Enfin, il ne fallait jamais dire « jamais », car aujourd’hui était le jour où j’allais découvrir l’importance qu’un stylo plume pouvait prendre dans la vie d’une personne, et de pas n’importe laquelle, celle du directeur de la société pour laquelle j’étais rentrée en stage il y avait maintenant une semaine.

Christian Magden, la cinquantaine était à la tête d’une entreprise dite « numérique » qui avait contribué à la création de la signature électronique. Passant pour la première fois dans son bureau pour la signature de contrats, on m’avait demandé de ramener une tablette mais aussi une version papier de ces derniers, ce qui m’étonna. Contrat papier, mais pourquoi ?

Arrivée dans son bureau, Monsieur Magden était assis derrière une table remplie de piles de documents en tout genre, un véritable foutoir. Sentant ma présence, il leva la tête, me sourit et me demanda:

– Oui Mademoiselle, en quoi puis-je vous aider ?

– Bonjour Monsieur. J’ai juste des contrats à vous faire signer.

– Très bien, donnez-les-moi, je vais le faire tout de suite.

Ni une, ni deux, il dégaina mon ancien instrument de torture : le stylo plume. Il me jeta un coup d’œil et reprit :

– Je vois l’étonnement dans votre regard. Vous vous demandez pourquoi cet homme dont l’entreprise promeut le zéro papier et a contribué à l’invention de la signature électronique se perd sous une masse de documents et les signe avec ce stylo d’un autre temps ?

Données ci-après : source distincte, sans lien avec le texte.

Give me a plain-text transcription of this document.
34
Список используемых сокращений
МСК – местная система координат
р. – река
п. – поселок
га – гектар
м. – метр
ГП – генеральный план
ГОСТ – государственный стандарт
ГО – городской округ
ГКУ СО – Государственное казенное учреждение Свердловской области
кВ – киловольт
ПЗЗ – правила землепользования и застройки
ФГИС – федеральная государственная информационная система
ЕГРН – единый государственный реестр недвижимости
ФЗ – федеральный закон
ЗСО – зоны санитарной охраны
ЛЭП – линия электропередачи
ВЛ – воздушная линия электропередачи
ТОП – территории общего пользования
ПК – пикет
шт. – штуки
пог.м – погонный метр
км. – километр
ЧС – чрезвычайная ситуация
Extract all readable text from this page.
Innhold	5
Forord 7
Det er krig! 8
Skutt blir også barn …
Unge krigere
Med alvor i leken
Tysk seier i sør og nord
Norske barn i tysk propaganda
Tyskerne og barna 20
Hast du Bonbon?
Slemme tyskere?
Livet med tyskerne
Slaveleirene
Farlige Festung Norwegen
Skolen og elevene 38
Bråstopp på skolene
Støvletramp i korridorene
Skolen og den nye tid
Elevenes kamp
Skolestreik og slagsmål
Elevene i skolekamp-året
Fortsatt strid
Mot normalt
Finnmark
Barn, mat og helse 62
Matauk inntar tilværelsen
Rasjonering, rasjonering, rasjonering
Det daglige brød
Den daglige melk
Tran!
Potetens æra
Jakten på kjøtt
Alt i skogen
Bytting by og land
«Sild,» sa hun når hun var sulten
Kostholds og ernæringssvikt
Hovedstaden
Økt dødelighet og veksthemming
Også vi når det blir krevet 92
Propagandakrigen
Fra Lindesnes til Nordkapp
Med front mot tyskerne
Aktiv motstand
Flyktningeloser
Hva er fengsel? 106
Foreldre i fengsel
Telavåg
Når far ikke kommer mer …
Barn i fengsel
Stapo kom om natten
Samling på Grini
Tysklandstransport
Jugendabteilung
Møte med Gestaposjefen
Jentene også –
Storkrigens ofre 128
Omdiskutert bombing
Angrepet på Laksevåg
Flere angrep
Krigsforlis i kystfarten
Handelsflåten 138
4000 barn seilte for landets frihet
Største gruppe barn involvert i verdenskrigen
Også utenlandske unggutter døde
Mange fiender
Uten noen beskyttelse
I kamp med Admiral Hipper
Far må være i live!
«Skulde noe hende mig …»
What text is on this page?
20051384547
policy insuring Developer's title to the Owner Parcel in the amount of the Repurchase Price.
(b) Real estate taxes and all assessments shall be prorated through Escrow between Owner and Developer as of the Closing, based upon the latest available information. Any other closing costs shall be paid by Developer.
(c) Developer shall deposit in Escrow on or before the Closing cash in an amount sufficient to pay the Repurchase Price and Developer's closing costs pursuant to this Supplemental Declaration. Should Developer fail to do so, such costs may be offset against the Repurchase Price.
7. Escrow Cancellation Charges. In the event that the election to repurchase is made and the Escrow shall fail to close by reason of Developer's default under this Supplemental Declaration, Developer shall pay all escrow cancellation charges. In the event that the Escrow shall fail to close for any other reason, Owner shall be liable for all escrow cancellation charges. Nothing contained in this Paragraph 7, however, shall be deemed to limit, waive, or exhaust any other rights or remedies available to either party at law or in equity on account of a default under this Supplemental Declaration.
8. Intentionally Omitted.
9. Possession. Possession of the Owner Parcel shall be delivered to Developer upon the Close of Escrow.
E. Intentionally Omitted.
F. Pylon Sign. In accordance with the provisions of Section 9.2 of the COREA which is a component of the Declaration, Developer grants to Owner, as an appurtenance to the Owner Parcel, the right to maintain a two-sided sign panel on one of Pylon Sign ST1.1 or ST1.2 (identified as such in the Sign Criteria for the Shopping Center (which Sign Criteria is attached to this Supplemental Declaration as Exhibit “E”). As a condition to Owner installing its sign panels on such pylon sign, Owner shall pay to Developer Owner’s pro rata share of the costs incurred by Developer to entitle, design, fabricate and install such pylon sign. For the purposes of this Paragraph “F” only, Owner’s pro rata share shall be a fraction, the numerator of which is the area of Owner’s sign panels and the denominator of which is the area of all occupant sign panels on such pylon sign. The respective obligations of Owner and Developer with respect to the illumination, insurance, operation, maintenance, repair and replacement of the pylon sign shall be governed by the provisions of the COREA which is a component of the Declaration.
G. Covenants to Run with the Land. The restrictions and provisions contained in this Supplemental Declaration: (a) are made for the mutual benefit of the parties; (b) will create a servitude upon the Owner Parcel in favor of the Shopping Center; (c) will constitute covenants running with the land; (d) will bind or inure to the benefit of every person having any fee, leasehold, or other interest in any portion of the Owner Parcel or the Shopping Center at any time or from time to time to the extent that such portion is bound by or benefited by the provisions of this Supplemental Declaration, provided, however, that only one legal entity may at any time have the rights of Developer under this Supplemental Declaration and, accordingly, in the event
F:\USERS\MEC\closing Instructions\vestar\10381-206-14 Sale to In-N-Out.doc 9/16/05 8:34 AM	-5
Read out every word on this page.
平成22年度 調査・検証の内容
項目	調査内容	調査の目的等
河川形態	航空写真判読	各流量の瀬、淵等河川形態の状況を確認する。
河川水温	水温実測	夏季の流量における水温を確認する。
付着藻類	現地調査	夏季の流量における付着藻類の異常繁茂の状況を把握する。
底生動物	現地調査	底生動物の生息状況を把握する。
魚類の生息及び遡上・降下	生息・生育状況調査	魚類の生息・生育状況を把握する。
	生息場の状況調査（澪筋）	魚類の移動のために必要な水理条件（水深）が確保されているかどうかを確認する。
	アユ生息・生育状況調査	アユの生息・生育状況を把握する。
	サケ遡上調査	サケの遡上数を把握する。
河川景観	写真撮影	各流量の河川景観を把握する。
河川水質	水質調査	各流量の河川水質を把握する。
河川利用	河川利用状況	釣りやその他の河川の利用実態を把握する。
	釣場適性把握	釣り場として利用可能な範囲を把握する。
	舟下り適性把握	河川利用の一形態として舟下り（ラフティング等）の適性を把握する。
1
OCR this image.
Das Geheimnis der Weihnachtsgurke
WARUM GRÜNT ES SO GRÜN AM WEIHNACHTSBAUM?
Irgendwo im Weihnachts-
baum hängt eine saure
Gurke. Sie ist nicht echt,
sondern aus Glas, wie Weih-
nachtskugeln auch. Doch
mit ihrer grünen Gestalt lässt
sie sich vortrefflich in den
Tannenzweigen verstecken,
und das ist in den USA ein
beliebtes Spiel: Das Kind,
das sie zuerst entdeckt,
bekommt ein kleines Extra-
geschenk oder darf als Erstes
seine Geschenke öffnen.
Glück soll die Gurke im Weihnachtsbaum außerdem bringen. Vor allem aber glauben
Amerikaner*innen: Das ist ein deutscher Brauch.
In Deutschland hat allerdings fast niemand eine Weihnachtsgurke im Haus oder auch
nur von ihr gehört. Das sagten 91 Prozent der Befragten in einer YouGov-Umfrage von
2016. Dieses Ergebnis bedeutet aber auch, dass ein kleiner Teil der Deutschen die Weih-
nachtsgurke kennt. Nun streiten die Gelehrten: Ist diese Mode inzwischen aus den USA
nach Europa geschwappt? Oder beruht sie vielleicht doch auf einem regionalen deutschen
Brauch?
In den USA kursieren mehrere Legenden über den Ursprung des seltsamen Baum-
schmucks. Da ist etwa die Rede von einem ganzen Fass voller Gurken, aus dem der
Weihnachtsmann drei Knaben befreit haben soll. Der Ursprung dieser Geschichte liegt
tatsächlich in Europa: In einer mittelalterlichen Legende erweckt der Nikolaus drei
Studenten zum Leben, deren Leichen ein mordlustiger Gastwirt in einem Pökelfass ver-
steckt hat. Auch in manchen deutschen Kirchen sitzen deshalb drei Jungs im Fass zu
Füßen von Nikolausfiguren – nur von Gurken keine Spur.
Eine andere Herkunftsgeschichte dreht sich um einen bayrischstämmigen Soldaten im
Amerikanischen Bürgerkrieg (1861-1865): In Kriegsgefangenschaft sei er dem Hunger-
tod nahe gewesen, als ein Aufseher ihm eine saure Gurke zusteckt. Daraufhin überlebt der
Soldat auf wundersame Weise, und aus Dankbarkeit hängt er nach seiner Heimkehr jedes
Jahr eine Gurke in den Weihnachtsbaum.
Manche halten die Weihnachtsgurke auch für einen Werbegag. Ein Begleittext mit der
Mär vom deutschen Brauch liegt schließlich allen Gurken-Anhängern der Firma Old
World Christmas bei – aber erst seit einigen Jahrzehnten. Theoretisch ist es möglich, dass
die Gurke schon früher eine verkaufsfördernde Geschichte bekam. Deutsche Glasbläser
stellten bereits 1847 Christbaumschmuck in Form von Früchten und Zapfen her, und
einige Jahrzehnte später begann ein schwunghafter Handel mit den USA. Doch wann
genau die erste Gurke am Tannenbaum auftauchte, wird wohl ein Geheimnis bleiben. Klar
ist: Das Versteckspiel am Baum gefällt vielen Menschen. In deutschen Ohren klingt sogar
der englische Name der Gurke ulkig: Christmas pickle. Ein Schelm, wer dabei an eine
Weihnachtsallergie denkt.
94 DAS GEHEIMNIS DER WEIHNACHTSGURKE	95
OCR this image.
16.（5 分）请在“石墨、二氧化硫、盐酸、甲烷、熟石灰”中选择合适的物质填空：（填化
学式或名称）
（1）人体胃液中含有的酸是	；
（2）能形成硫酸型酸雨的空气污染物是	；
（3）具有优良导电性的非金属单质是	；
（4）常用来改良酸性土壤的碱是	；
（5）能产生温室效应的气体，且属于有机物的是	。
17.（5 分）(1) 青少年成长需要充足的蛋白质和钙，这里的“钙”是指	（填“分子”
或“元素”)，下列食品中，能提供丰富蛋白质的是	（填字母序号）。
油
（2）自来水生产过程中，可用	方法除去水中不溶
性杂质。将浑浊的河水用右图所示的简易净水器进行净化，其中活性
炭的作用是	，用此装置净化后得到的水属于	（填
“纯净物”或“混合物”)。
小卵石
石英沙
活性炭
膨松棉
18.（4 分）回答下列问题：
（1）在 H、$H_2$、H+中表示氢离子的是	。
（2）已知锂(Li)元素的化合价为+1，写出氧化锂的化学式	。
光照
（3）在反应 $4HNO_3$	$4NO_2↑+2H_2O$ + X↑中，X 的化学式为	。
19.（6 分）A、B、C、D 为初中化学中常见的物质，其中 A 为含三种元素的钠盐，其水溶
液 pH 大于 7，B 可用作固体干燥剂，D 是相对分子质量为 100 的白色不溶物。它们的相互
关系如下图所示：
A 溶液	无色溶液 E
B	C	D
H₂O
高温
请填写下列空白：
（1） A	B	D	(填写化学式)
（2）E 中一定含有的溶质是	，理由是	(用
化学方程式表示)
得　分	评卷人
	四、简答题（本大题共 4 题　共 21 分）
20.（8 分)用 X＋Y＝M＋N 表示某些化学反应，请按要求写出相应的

J’hochais la tête en signe d’approbation.

– Et bien je vais vous le dire, cette plume est magique ! J’ai 55 ans et elle ne m’a pas quitté depuis 45 ans. Ce qu’elle signe, ce qu’elle écrit, m’ont permis d’en être là où je suis aujourd’hui. Je ne m’en sépare jamais. Et croyez-le ou non, les seuls documents que j’ai signés avec un bic ordinaire m’ont valu des insomnies, et quelques fois des pertes financières conséquentes…

J’hochais la tête en signe de compréhension, même si au fond de moi je ne comprenais pas comment ce type avait eu l’idée même de créer une entreprise numérique. Il me remit les documents une fois signés sans pour autant les lâcher et rajouta :

– Souvenez-vous d’une chose Mademoiselle, qui vous servira pour votre future carrière professionnelle je l’espère : le virtuel sert à aller vite, à ne plus réfléchir mais il peut s’évanouir à tout moment, il suffirait juste de débrancher « la machine ». La plume et le papier laissent une trace et demandent surtout une réflexion, une attention qui permettent de développer l’esprit et qui aident à prendre des décisions plus « humaines ».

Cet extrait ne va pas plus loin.